IBKA: Grüne brechen Wahlversprechen: Kirchen dürfen weiterhin diskriminieren

Pressemitteilung vom 22.12.2004

Antidiskriminierungsgesetz

Grüne brechen Wahlversprechen: Kirchen dürfen weiterhin diskriminieren

Der Internationale Bund der Konfessionslosen und Atheisten e.V. (IBKA) bewertet den Entwurf für ein Antidiskriminierungsgesetz(1) als völlig unzureichend. Erst ein Strafverfahren der EU konnte die Bundesregierung überhaupt verspätet bewegen, die Umsetzung der beiden EU-Richtlinien endlich anzugehen, was auf Druck der Kirchen in der letzten Legislaturperiode noch gescheitert war. Entsprechend kirchenfreundlich ist der jetzige Entwurf ausgefallen. Die verbesserten Möglichkeiten, sich gegen Diskriminierungen zur Wehr zu setzen, beziehen sich im Gesetzentwurf lediglich auf Formen einer "offenen Diskriminierung". Ein "Ausländer unerwünscht"-Schild am Eingang einer Diskothek wäre demnach unzulässig, der faktische Nichteinlass - nach inhaltlich nicht explizit angegebenen Selektionskriterien durch den Türsteher - jedoch nicht.

Im Gegensatz dazu will der Gesetzentwurf jedoch den Kirchen in einer Ausnahmebestimmung sogar die Fortsetzung einer ganz offen proklamierten und im besonderen kirchlichen Arbeitsrecht fixierten Diskriminierungspraxis weiter ausdrücklich erlauben. Öffentlich finanzierte kirchliche Sozialeinrichtungen sollen weiterhin ihre Kunden nach weltanschaulichen Kriterien auswählen dürfen. Zudem werden den 1,3 Millionen Beschäftigten in diesen Einrichtungen, wie Krankenhäusern, Kindergärten, Altenheimen und Beratungsstellen weiterhin wesentliche Grundrechte vorenthalten. Sie müssen auch künftig mit Kündigungen oder Änderungskündigungen rechnen, wenn sie aus der Kirche austreten oder - vor allem in katholischen Einrichtungen - wenn sie nach einer Scheidung wieder heiraten, einen geschiedenen Partner heiraten oder eine eingetragene Lebenspartnerschaft eingehen. Ebenso sind Arbeitssuchende vom verbesserten Schutz durch das Antidiskriminierungsgesetz weiterhin ausgenommen, wenn sie sich bei kirchlichen sozialen Einrichtungen bewerben. Dadurch sind insbesondere konfessionsfreie Arbeitssuchende erheblichen Nachteilen ausgesetzt, weil kirchliche soziale Einrichtungen als Anbieter von Arbeitsplätzen in bestimmten Berufen weithin eine marktbeherrschende Stellung haben, vielerorts praktisch ein regionales Monopol.
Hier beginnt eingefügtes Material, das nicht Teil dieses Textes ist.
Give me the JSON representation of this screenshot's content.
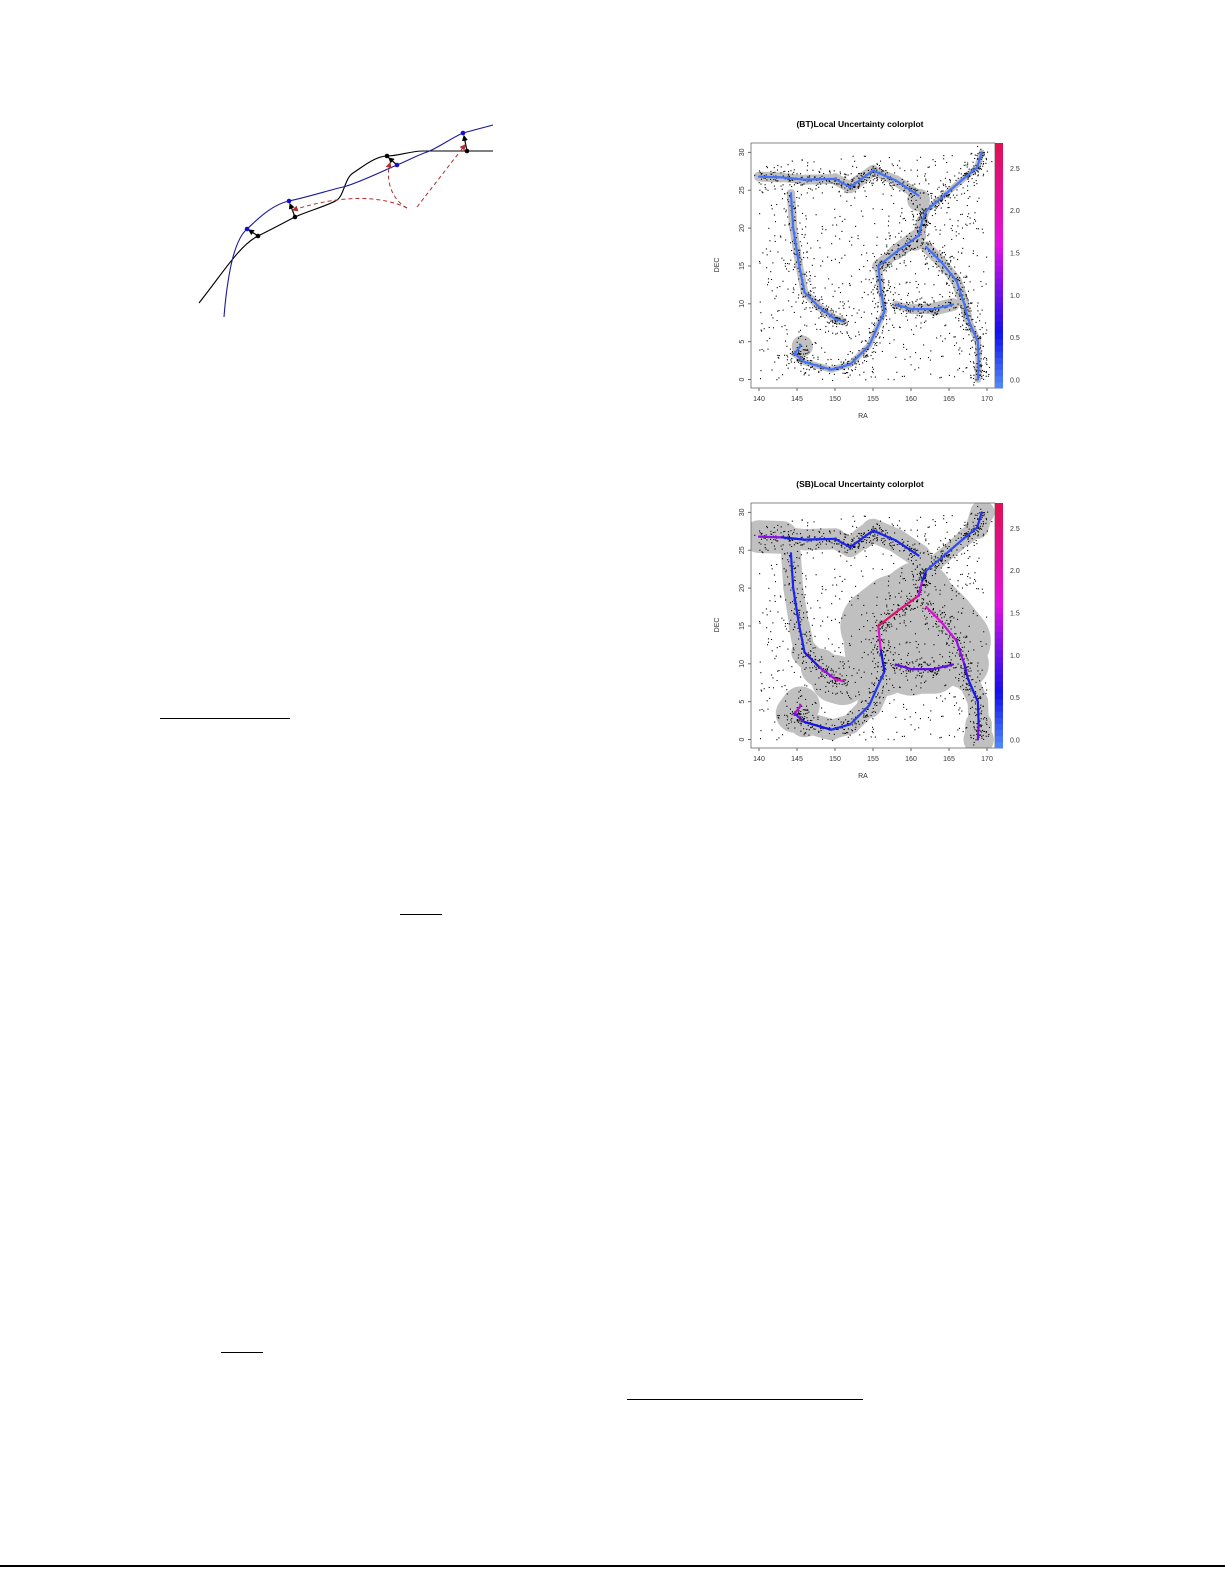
{
  "colors": {
    "black_curve": "#000000",
    "blue_curve": "#1a1a9c",
    "arrow_dashed": "#b03030",
    "band": "#c0c0c0",
    "scale_low": "#4f86f7",
    "scale_mid": "#1010ee",
    "scale_high1": "#e010e0",
    "scale_high2": "#e0104a"
  },
  "chart_data": [
    {
      "type": "scatter",
      "title": "(BT)Local Uncertainty colorplot",
      "xlabel": "RA",
      "ylabel": "DEC",
      "xlim": [
        139,
        172
      ],
      "ylim": [
        -1.5,
        31
      ],
      "xticks": [
        "140",
        "145",
        "150",
        "155",
        "160",
        "165",
        "170"
      ],
      "yticks": [
        "0",
        "5",
        "10",
        "15",
        "20",
        "25",
        "30"
      ],
      "colorbar": {
        "ticks": [
          "0.0",
          "0.5",
          "1.0",
          "1.5",
          "2.0",
          "2.5"
        ],
        "range": [
          0,
          2.8
        ]
      },
      "filaments": [
        {
          "points": [
            [
              140,
              26.8
            ],
            [
              143,
              26.7
            ],
            [
              146,
              26.4
            ],
            [
              150,
              26.5
            ],
            [
              152,
              25.4
            ],
            [
              153.5,
              26.5
            ],
            [
              155,
              27.6
            ],
            [
              158,
              26.3
            ],
            [
              161,
              24.3
            ]
          ],
          "uncertainty": [
            0.1,
            0.1,
            0.1,
            0.1,
            0.1,
            0.1,
            0.1,
            0.1,
            0.1
          ],
          "band": [
            0.7,
            0.6,
            0.6,
            0.7,
            0.8,
            0.8,
            0.7,
            0.6,
            0.8
          ]
        },
        {
          "points": [
            [
              144.2,
              24.6
            ],
            [
              144.5,
              20
            ],
            [
              145.3,
              15
            ],
            [
              146,
              11.5
            ],
            [
              148,
              9.5
            ],
            [
              150,
              8
            ],
            [
              151,
              7.7
            ]
          ],
          "uncertainty": [
            0.1,
            0.1,
            0.1,
            0.1,
            0.1,
            0.1,
            0.1
          ],
          "band": [
            0.6,
            0.5,
            0.5,
            0.5,
            0.5,
            0.5,
            0.6
          ]
        },
        {
          "points": [
            [
              145.5,
              4.5
            ],
            [
              144.7,
              3.4
            ],
            [
              146,
              2.3
            ],
            [
              149.5,
              1.3
            ],
            [
              152,
              2
            ],
            [
              154.5,
              4.5
            ],
            [
              156.5,
              9
            ],
            [
              156,
              12
            ],
            [
              155.7,
              15
            ],
            [
              158,
              16.8
            ],
            [
              161,
              19
            ],
            [
              161.5,
              21
            ],
            [
              162,
              22.3
            ]
          ],
          "uncertainty": [
            0.1,
            0.1,
            0.1,
            0.1,
            0.1,
            0.1,
            0.1,
            0.1,
            0.1,
            0.1,
            0.1,
            0.1,
            0.1
          ],
          "band": [
            0.5,
            0.4,
            0.4,
            0.4,
            0.4,
            0.4,
            0.4,
            0.4,
            0.6,
            1.0,
            1.0,
            0.5,
            0.5
          ]
        },
        {
          "points": [
            [
              162,
              22.3
            ],
            [
              164,
              24
            ],
            [
              167,
              26.6
            ],
            [
              168.7,
              28
            ],
            [
              169.3,
              30
            ]
          ],
          "uncertainty": [
            0.1,
            0.1,
            0.1,
            0.1,
            0.1
          ],
          "band": [
            0.4,
            0.4,
            0.4,
            0.4,
            0.4
          ]
        },
        {
          "points": [
            [
              162,
              17.5
            ],
            [
              164,
              15.5
            ],
            [
              166,
              13
            ],
            [
              167,
              10
            ],
            [
              167.5,
              8
            ],
            [
              168.8,
              5
            ],
            [
              168.9,
              2
            ],
            [
              168.8,
              0
            ]
          ],
          "uncertainty": [
            0.1,
            0.1,
            0.1,
            0.1,
            0.1,
            0.1,
            0.1,
            0.1
          ],
          "band": [
            0.8,
            0.7,
            0.7,
            0.7,
            0.5,
            0.4,
            0.4,
            0.5
          ]
        },
        {
          "points": [
            [
              158,
              9.9
            ],
            [
              160,
              9.3
            ],
            [
              163,
              9.3
            ],
            [
              165.5,
              9.9
            ]
          ],
          "uncertainty": [
            0.1,
            0.1,
            0.1,
            0.1
          ],
          "band": [
            0.5,
            0.5,
            0.8,
            0.9
          ]
        }
      ],
      "blobs": [
        [
          161,
          23.7,
          1.5
        ],
        [
          145.7,
          4.4,
          1.4
        ],
        [
          160.5,
          18.2,
          1.2
        ]
      ]
    },
    {
      "type": "scatter",
      "title": "(SB)Local Uncertainty colorplot",
      "xlabel": "RA",
      "ylabel": "DEC",
      "xlim": [
        139,
        172
      ],
      "ylim": [
        -1.5,
        31
      ],
      "xticks": [
        "140",
        "145",
        "150",
        "155",
        "160",
        "165",
        "170"
      ],
      "yticks": [
        "0",
        "5",
        "10",
        "15",
        "20",
        "25",
        "30"
      ],
      "colorbar": {
        "ticks": [
          "0.0",
          "0.5",
          "1.0",
          "1.5",
          "2.0",
          "2.5"
        ],
        "range": [
          0,
          2.8
        ]
      },
      "filaments": [
        {
          "points": [
            [
              140,
              26.8
            ],
            [
              143,
              26.7
            ],
            [
              146,
              26.4
            ],
            [
              150,
              26.5
            ],
            [
              152,
              25.4
            ],
            [
              153.5,
              26.5
            ],
            [
              155,
              27.6
            ],
            [
              158,
              26.3
            ],
            [
              161,
              24.3
            ]
          ],
          "uncertainty": [
            1.8,
            0.6,
            0.5,
            0.5,
            0.5,
            0.5,
            0.5,
            0.5,
            0.5
          ],
          "band": [
            3.0,
            1.3,
            1.5,
            1.3,
            1.3,
            1.3,
            1.6,
            1.5,
            1.6
          ]
        },
        {
          "points": [
            [
              144.2,
              24.6
            ],
            [
              144.5,
              20
            ],
            [
              145.3,
              15
            ],
            [
              146,
              11.5
            ],
            [
              148,
              9.5
            ],
            [
              150,
              8
            ],
            [
              151,
              7.7
            ]
          ],
          "uncertainty": [
            0.5,
            0.5,
            0.5,
            0.5,
            0.9,
            1.6,
            1.8
          ],
          "band": [
            1.3,
            1.3,
            1.3,
            1.5,
            2.0,
            3.0,
            3.3
          ]
        },
        {
          "points": [
            [
              145.5,
              4.5
            ],
            [
              144.7,
              3.4
            ],
            [
              146,
              2.3
            ],
            [
              149.5,
              1.3
            ],
            [
              152,
              2
            ],
            [
              154.5,
              4.5
            ],
            [
              156.5,
              9
            ],
            [
              156,
              12
            ],
            [
              155.7,
              15
            ],
            [
              158,
              16.8
            ],
            [
              161,
              19
            ],
            [
              161.5,
              21
            ],
            [
              162,
              22.3
            ]
          ],
          "uncertainty": [
            1.6,
            1.2,
            0.7,
            0.5,
            0.4,
            0.3,
            0.5,
            0.8,
            2.6,
            2.6,
            2.2,
            0.6,
            0.5
          ],
          "band": [
            2.5,
            2.5,
            1.5,
            1.3,
            1.3,
            1.3,
            2.0,
            4.5,
            5.0,
            5.0,
            4.0,
            1.2,
            1.2
          ]
        },
        {
          "points": [
            [
              162,
              22.3
            ],
            [
              164,
              24
            ],
            [
              167,
              26.6
            ],
            [
              168.7,
              28
            ],
            [
              169.3,
              30
            ]
          ],
          "uncertainty": [
            0.3,
            0.3,
            0.3,
            0.4,
            0.5
          ],
          "band": [
            1.0,
            1.0,
            1.0,
            1.2,
            1.8
          ]
        },
        {
          "points": [
            [
              162,
              17.5
            ],
            [
              164,
              15.5
            ],
            [
              166,
              13
            ],
            [
              167,
              10
            ],
            [
              167.5,
              8
            ],
            [
              168.8,
              5
            ],
            [
              168.9,
              2
            ],
            [
              168.8,
              0
            ]
          ],
          "uncertainty": [
            1.8,
            1.6,
            1.4,
            1.0,
            0.6,
            0.5,
            0.6,
            1.5
          ],
          "band": [
            4.5,
            4.5,
            4.5,
            2.0,
            1.5,
            1.2,
            1.5,
            2.0
          ]
        },
        {
          "points": [
            [
              158,
              9.9
            ],
            [
              160,
              9.3
            ],
            [
              163,
              9.3
            ],
            [
              165.5,
              9.9
            ]
          ],
          "uncertainty": [
            1.0,
            1.0,
            1.0,
            1.0
          ],
          "band": [
            3.5,
            3.5,
            3.0,
            2.5
          ]
        }
      ],
      "blobs": [
        [
          169.5,
          30,
          1.5
        ],
        [
          168.9,
          0,
          2.0
        ]
      ]
    }
  ]
}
Längst überfällig ist die Ausdehnung des allgemeinen Arbeits-, Sozial- und Tarifvertragsrechts auch auf kirchliche Einrichtungen. Vor allem Bündnis 90/Die Grünen haben sich hier mit Absichtserklärungen hervorgetan, die sich nun als leere Versprechungen erweisen. Es darf nicht hingenommen werden, so der 1. Vorsitzende des IBKA, Rudolf Ladwig, dass kirchliche Altenheime, Kindergärten oder Krankenhäuser, deren Betrieb weit überwiegend oder vollständig aus nichtkirchlichen Mitteln bestritten wird, dennoch immer wieder Beschäftigte und Arbeitssuchende diskriminieren: wegen Nicht-Zugehörigkeit zu einer Kirche, wegen einer Eheschließung oder wegen ihrer sexuellen Orientierung. Ferner sollten öffentliche Mittel lediglich solchen Institutionen zukommen, in denen der Grundsatz der Nicht-Diskriminierung konsequent eingehalten wird.

Dragan Pavlovic (IBKA e.V., Pressesprecher)
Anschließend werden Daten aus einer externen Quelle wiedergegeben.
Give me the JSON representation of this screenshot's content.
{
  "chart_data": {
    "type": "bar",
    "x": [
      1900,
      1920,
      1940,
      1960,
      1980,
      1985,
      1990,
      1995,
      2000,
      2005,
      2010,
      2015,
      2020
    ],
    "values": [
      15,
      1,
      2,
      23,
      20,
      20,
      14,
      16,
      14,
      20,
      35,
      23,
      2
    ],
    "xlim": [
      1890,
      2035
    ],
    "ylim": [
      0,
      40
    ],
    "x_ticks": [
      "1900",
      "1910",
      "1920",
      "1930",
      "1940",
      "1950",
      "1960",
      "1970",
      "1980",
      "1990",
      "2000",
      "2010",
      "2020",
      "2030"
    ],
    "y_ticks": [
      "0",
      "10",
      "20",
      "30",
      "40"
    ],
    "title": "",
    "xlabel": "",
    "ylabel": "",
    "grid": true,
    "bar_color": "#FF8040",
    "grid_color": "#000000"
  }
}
1) Dieses Gesetz soll in erster Linie den Ausschluss von der Benutzung bestimmter, der Allgemeinheit dienender, aber in privater Hand befindlicher Einrichtungen aus rassischen und anderen diskriminierenden Gründen verhindern. Es handelt sich um den quasi-öffentlichen Bereich, der nicht mehr vom Schutz der Privatsphäre umfasst ist. Ein Eingriff in die Vertragsfreiheit ist auch in solchen Fällen erforderlich und nicht unverhältnismäßig, etwa wenn ein Vertragsverhältnis aufgrund diskriminierender Motive nicht eingegangen oder vorzeitig beendet wird bzw. die Vertragsbedingungen einen diskriminierenden Charakter haben.